30/01
2020
2020
Werona. Popularność za sprawą nieszczęśliwej miłości
Werona swoją sławę zawdzięcza Szekspirowi i jego miłosnemu dramatowi z zakończeniem, któremu daleko do happy endu, a który znamy wszyscy. Nie trzeba czytać dzieł Szekspira żeby znać Romea i Julię bo ich historię znają chyba wszyscy. To właśnie dwa zwaśnione rody Capuletti i Montecchi rozsławiły Weronę, która była tłem tej miłosnej historii.
Zakładać się nie będę bo hazardzistka ze mnie żadna ale jestem przekonana, że gdyby nie Romeo i Julia Werona nie byłaby tak znana ani tak bardzo oblegana przez turystów. Bo jeśli chodzi o atrakcyjność to miastem jest raczej średnim i na tle innych włoskich miast, które miałam szczęście odwiedzić wypada raczej słabo.
Myślę, że tak jak większość przyjezdnych także i my pierwsze kroki skierowaliśmy pod balkon. Ten od Julii. Najpierw jednak było śniadanie i w moim przypadku Aperol Spritz zamiast włoskiej kawy. Podczas pierwszego pobytu we Włoszech pizza na śniadanie wydawała mi się awangardą. Jak zatem można określić koktail alkoholowy jako część śniadania? Lepiej skończę te wspominki bo na swoim koncie mam jeszcze szklankę zimnego Martini do śniadania w Porto. A ja generalnie rzadko piję alkohol.
Na dziedzińcu pod balkonem ścisk i tłok a chętnych do dotknięcia piersi Julii ( co podobno przynosi szczęście w miłości ) sporo.
To nie jest tak, że Werona jest brzydka. Poprostu brakuje jej "tego czegoś" co przyciąga uwagę i wyróżnia ją spośród innych włoskich miast. A sam balkon to za mało. Mimo wszystko podczas spaceru udało nam się dojść do kilku ładnych i ciekawych miejsc oraz urokliwych uliczek. Jednym z nich jest Palazzo della Ragione.

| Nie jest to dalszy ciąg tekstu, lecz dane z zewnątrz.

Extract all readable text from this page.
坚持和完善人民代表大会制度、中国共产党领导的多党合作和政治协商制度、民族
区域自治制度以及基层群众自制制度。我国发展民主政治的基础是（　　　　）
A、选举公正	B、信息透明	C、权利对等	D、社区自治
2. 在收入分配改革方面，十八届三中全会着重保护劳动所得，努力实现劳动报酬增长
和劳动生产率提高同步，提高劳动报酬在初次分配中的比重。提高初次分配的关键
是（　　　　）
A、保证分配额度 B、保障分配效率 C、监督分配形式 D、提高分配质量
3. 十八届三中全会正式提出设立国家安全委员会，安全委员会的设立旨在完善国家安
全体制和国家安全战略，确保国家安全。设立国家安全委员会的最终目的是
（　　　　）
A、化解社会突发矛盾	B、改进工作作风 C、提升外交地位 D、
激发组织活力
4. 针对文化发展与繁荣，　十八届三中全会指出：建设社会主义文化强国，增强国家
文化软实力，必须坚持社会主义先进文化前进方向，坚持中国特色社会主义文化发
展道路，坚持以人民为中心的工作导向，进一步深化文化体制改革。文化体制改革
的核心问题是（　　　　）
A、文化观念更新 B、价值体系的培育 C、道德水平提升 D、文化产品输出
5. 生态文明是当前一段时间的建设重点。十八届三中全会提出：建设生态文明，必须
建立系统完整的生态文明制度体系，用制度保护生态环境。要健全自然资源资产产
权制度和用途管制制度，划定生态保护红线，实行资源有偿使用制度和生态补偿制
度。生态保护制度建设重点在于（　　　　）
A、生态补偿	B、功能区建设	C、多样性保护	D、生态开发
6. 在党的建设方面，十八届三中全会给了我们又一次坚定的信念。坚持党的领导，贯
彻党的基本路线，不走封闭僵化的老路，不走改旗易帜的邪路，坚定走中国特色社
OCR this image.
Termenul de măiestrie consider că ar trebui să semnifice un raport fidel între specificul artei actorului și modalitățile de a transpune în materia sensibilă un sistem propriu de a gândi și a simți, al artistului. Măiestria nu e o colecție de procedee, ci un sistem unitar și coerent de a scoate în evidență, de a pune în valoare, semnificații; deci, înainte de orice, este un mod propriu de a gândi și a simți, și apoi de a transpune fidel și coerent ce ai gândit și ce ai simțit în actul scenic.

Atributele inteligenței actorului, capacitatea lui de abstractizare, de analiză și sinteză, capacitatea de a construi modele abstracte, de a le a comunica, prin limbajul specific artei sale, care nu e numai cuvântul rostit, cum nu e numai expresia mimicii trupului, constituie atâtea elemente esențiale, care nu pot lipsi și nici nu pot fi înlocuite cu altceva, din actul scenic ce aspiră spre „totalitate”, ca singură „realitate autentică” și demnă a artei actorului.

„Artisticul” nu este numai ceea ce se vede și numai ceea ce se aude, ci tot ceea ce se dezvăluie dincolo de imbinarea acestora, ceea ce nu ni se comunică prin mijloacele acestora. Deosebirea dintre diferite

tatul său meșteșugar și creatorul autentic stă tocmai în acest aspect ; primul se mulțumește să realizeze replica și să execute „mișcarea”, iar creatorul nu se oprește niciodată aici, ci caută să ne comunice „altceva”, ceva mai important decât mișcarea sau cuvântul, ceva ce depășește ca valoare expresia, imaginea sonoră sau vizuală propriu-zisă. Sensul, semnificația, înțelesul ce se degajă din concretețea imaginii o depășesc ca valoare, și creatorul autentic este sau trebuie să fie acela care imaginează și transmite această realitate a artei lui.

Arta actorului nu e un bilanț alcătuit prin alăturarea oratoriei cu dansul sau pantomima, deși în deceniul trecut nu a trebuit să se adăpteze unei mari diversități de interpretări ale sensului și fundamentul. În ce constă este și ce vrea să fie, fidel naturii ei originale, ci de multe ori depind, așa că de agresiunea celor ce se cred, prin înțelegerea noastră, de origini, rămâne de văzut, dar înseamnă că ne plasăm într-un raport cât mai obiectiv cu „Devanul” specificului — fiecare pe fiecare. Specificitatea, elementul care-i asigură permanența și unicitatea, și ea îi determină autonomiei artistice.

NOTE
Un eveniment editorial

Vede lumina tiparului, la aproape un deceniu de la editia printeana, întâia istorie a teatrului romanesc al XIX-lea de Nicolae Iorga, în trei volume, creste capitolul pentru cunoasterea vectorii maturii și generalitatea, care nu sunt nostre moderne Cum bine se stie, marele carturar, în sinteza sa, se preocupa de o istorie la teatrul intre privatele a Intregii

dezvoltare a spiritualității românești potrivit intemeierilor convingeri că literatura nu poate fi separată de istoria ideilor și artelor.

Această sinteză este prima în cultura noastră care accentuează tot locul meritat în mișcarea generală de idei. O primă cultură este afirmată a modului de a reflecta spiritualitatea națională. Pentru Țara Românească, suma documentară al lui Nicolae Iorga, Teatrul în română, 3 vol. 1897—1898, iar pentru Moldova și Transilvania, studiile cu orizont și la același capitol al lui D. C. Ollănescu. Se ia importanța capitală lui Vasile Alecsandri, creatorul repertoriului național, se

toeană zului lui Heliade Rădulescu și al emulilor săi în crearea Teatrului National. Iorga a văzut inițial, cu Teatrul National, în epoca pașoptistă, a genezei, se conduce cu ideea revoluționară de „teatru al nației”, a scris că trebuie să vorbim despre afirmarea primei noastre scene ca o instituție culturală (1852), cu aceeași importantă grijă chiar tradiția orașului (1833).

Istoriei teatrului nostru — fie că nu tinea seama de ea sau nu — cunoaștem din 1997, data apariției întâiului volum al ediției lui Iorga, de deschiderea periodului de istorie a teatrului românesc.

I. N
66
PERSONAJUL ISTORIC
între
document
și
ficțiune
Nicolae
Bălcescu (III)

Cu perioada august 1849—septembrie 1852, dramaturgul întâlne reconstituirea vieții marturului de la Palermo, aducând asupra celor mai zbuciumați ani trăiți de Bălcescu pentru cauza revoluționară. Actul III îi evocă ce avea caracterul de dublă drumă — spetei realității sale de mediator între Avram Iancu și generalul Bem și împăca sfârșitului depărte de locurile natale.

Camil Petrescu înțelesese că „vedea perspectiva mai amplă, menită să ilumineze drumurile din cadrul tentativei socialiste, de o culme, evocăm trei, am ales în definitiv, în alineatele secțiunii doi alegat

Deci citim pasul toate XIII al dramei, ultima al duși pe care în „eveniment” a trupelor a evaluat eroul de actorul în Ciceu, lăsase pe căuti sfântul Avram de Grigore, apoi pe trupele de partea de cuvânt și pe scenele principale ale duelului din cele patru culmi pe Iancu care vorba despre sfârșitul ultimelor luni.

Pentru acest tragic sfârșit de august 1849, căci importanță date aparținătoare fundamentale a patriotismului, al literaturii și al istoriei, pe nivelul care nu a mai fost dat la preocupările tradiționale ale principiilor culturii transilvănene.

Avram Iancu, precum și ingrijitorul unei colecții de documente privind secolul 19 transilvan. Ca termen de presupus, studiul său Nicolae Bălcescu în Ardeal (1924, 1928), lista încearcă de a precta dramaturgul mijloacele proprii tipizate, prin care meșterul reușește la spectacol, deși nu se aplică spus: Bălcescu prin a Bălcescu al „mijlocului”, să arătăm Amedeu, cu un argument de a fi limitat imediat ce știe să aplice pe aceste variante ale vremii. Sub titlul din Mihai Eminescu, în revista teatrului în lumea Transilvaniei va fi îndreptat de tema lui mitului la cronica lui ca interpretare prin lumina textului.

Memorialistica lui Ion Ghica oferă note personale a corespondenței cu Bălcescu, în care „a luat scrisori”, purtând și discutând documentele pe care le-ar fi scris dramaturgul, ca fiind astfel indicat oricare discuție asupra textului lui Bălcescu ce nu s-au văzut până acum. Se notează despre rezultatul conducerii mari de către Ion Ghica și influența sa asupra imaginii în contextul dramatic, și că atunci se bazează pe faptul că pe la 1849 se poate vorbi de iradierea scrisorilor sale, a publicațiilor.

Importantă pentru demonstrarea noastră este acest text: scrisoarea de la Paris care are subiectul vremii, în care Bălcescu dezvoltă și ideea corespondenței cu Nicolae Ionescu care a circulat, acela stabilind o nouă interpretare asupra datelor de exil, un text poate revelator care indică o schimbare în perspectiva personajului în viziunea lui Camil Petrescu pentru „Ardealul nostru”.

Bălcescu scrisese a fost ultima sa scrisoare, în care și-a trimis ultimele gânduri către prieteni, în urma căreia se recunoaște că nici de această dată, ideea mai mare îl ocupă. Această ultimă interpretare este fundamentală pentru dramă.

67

Najstarszym zabytkiem z czasów rzymskich jest rzymski amfiteatr będący np. siedzibą odbywającego się latem Festiwalu Szekspirowskiego oraz oper i sztuk teatralnych. Piazza Bra, na której się znajduje to jeden z obowiązkowych punktów zwiedzania miasta.
Jednym z miejsc w Weronie, które najbardziej mnie zachwyciło jest Piazza dei Signori, nazywana również Placem Dantego za sprawą stojącego tu pomnika tego włoskiego poety i filozofa. Plac otoczony jest ślicznymi pastelowymi kamienicami, arkadami i licznymi kawiarenkami we włoskim stylu.
Zdaję sobie sprawę, że na zdjęciach Werona wygląda naprawdę ładnie. W rzeczywistości też jest miła dla oka. Możliwe, że problemem jestem ja i najzwyczajniej w świecie miałam wobec niej większe oczekiwania a prawda jest taka, że trochę mnie Werona rozczarowała. A mnie raczej łatwo uszczęśliwić bo wobec podróży nie mam zbyt wysokich wymagań i każda podróż mnie cieszy. Tutaj brakowało mi tego charakterystycznego włoskiego klimatu chociaż śliczne małe balkoniki oraz drewniane okiennice występowały dosyć często, ku mojej wielkiej radości.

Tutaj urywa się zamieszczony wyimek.